I was doing some thinking today when a diagram came to mind that I saw a while ago in a book entitled

*Black Holes & Time Warps* by Kip S. Thorne:

Here are quoted passages related to the image I took from the book:

A blackboard was covered with equations, thick as leaves on a walk, and three sentences in English: *Price's Theorem: Whatever can be radiated is radiated. Schutz's Observation: Whatever is radiated can be radiated. Things can be radiated if and only if they are radiated.*

This quote requires some explanation. "Schutz's observation" was facetious, but Price's theorem, "Whatever can be radiated is radiated," was a serious confirmation of a 1969 speculation by Roger Penrose.

Price's theorem is illustrated by the implosion of a mountain-endowed star. Figure 7.4 depicts the implosion. The left half of this figure is a spacetime diagram of the type introduced in Figure 6.7 of Chapter 6; the right side is a sequence of snapshots of the star's and horizon's shape as time passes, with the earliest times at the bottom and the latest at the top.

As the star implodes (bottom two snapshots in Figure 7.4), its mountain grows larger, producing a growing, mountain-shaped distortion in the star's spacetime curvature. Then, as the star sinks inside its critical circumference and creates a black hole horizon around itself (middle snapshot), the distorted spacetime curvature deforms the horizon, giving it a mountain-like protrusion. The horizon's protrusion, however, cannot live long. The stellar mountain that generated it is now inside the hole, so the horizon can no longer feel the mountain's influence. The horizon is no longer being forced, by the mountain, to keep its protrusion. The horizon ejects the protrusion in the only way it can: It converts the protrusion into ripples of spacetime curvature (gravitational waves-Chapter 10) that propagate away in all directions (top two snapshots). Some of the of the ripples go down the hole, other fly out into the surrounding Universe, and as they fly away, the ripples leave the hole with a perfectly spherical shape.

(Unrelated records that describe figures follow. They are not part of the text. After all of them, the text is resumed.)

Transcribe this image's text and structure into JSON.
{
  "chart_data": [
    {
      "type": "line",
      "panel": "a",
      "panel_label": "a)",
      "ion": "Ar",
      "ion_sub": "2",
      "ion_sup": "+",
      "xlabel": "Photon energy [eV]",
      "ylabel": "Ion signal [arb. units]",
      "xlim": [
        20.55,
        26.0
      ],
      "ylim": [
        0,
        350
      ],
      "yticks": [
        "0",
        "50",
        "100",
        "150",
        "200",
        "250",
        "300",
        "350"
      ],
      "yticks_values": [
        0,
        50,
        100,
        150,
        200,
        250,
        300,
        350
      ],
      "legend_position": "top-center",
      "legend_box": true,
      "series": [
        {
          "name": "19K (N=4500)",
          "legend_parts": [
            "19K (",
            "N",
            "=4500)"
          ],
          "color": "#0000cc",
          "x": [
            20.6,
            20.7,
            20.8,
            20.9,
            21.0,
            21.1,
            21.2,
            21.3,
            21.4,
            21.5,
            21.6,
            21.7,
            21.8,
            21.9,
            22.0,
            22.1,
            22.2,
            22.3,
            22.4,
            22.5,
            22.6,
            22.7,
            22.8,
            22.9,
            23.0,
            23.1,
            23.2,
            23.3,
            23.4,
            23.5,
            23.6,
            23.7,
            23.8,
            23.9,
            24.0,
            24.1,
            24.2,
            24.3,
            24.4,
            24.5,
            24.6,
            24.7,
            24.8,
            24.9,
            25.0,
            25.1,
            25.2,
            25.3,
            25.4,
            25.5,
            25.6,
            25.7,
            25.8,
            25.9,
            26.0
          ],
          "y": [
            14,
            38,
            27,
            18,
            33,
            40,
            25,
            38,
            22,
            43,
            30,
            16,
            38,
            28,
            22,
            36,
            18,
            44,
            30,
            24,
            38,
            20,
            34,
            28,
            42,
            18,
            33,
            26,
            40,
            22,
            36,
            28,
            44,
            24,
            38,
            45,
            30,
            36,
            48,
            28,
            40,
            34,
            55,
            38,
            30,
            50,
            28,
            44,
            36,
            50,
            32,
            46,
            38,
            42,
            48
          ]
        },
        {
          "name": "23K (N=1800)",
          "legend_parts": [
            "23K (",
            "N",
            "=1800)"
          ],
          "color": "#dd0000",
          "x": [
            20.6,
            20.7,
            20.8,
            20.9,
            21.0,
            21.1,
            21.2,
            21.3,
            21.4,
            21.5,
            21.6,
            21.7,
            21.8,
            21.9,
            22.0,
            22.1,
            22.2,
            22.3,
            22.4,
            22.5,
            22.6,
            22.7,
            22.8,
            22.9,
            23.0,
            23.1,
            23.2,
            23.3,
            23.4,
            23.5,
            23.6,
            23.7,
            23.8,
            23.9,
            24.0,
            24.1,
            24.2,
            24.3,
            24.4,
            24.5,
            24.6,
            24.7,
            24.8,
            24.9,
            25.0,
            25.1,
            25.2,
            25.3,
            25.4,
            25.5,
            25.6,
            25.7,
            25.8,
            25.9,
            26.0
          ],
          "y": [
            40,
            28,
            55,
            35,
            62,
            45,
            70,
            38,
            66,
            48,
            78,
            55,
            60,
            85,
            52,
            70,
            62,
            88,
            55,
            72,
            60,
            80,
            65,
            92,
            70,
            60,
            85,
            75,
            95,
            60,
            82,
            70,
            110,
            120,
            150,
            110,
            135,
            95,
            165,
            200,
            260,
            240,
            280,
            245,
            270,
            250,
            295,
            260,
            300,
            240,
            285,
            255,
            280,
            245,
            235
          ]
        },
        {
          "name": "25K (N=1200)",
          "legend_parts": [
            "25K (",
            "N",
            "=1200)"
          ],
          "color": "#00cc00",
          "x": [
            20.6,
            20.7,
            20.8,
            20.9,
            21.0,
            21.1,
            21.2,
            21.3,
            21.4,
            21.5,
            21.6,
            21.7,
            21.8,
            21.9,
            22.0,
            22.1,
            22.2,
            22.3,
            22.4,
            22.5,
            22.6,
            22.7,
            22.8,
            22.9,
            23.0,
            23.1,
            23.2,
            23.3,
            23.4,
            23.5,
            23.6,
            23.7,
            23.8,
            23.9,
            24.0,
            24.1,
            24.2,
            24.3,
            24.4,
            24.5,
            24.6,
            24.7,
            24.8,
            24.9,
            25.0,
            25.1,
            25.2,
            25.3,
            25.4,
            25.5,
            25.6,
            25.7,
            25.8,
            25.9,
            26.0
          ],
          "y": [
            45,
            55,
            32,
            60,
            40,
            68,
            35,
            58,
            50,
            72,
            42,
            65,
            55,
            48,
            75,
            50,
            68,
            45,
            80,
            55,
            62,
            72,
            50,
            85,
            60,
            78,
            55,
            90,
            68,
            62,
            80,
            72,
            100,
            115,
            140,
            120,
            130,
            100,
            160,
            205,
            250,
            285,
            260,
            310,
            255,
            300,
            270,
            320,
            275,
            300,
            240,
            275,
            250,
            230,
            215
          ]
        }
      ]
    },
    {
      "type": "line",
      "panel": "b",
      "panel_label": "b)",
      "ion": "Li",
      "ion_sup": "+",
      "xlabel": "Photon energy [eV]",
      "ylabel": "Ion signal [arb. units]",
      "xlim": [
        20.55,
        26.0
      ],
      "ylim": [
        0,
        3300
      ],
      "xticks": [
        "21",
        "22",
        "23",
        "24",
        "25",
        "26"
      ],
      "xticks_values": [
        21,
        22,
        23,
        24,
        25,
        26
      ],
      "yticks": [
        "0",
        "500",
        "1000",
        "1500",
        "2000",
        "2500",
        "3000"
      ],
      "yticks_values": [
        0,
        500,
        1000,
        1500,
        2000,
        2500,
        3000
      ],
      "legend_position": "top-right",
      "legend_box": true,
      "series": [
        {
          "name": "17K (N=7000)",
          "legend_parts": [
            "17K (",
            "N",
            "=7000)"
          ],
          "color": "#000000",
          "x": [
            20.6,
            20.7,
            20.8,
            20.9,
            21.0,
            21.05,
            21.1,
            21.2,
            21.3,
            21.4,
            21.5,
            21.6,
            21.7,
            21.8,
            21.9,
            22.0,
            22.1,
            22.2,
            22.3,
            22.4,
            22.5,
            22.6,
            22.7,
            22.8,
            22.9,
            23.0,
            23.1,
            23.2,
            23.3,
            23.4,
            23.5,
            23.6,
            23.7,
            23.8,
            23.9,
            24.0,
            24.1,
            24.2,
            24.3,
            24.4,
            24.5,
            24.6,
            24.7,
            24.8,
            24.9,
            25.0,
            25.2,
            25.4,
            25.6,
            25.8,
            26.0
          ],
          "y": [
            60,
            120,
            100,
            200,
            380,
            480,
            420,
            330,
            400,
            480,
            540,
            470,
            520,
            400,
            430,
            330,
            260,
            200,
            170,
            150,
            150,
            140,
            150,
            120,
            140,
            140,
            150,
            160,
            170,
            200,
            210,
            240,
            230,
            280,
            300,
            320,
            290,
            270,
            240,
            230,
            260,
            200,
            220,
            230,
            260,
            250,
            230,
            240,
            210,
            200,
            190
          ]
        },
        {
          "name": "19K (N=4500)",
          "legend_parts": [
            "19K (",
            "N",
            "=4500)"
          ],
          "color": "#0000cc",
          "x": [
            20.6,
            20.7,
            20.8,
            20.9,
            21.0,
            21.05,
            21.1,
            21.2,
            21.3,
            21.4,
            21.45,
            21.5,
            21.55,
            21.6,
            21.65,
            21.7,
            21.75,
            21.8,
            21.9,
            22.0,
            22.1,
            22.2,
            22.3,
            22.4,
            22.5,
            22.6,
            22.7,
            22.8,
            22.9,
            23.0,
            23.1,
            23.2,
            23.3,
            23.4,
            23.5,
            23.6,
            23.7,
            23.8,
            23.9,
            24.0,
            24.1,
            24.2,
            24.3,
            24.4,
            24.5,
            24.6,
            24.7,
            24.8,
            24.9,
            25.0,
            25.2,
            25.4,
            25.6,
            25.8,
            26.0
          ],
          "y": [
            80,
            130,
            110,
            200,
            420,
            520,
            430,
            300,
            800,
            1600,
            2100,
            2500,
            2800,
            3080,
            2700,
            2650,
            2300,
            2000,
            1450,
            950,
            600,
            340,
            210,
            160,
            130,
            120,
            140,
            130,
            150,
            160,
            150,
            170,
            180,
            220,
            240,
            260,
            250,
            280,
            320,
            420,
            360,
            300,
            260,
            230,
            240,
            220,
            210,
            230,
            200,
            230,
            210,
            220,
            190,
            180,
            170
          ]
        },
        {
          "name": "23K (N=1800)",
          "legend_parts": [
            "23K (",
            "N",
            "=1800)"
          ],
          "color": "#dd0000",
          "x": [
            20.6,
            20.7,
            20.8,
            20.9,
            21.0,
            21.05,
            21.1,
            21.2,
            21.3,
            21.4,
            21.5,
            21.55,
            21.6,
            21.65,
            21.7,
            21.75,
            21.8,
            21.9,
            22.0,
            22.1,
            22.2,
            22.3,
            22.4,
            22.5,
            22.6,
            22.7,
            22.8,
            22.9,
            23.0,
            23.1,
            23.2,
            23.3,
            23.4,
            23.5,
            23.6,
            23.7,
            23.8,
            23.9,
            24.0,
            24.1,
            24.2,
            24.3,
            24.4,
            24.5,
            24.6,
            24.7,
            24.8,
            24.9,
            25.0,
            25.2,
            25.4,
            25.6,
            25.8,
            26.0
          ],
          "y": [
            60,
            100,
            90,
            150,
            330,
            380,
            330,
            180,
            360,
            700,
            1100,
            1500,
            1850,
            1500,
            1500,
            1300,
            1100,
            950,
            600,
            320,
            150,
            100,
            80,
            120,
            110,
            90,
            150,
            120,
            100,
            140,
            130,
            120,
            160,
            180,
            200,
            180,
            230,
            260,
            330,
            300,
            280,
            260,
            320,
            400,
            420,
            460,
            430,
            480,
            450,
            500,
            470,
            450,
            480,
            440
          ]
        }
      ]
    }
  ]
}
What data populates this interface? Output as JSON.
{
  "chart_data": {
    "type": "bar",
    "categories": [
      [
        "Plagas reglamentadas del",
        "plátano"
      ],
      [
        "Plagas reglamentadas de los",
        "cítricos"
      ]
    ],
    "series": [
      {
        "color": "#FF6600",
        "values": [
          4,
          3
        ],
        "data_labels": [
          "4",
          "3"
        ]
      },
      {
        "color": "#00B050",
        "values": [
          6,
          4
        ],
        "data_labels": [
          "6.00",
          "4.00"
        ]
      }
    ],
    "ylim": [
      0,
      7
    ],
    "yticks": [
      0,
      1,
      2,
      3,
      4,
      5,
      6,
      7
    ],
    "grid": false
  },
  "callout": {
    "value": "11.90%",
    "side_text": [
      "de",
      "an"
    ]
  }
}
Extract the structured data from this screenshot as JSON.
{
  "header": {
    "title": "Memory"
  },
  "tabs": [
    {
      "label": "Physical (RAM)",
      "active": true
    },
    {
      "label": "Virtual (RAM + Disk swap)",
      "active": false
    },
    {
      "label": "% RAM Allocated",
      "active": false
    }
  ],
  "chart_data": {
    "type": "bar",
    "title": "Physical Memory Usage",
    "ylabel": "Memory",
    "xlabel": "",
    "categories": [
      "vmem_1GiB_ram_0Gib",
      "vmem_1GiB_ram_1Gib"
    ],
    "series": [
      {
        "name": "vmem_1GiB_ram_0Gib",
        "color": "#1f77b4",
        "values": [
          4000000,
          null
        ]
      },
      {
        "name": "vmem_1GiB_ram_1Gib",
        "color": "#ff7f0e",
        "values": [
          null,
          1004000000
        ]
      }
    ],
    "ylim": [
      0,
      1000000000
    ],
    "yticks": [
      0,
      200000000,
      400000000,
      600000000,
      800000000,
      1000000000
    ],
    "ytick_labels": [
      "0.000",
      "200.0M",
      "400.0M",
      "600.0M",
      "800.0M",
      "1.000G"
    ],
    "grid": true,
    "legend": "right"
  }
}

How does this mountain-endowed implosion relate to Price's theorem? According to the laws of physics, the horizon's mountain-like protrusion *can* be converted into gravitational radiation (ripples of curvature). Price's theorem tells us, then, that the protrusion *must* be converted into gravitational waves, and that this radiation must carry the protrusion completely away. *This is the mechanism that makes the hole hairless*.

So my question is as follows:

**Has anyone ever considered that this gravitational radiation may be the mechanism by which at least some part of the information is preserved and leaked back into the Universe when a black hole is formed or consumes an object?** Any asymmetrical object that collapses into a black hole should produce lumps on its event horizon that are radiated away in accordance with Price's theorem. If one could collect and analyze these waves, shouldn't it be possible (in principle) to reconstruct the shape and perhaps mass distribution of the object that became the black hole? If a tiny (likely sub-microscopic) lump is formed briefly on the horizon at the moment that a black hole consumes an object, then couldn't analysis of the resulting gravitational waves yield not only the mass and configuration of the object at time of consumption, but also the place and time it was consumed?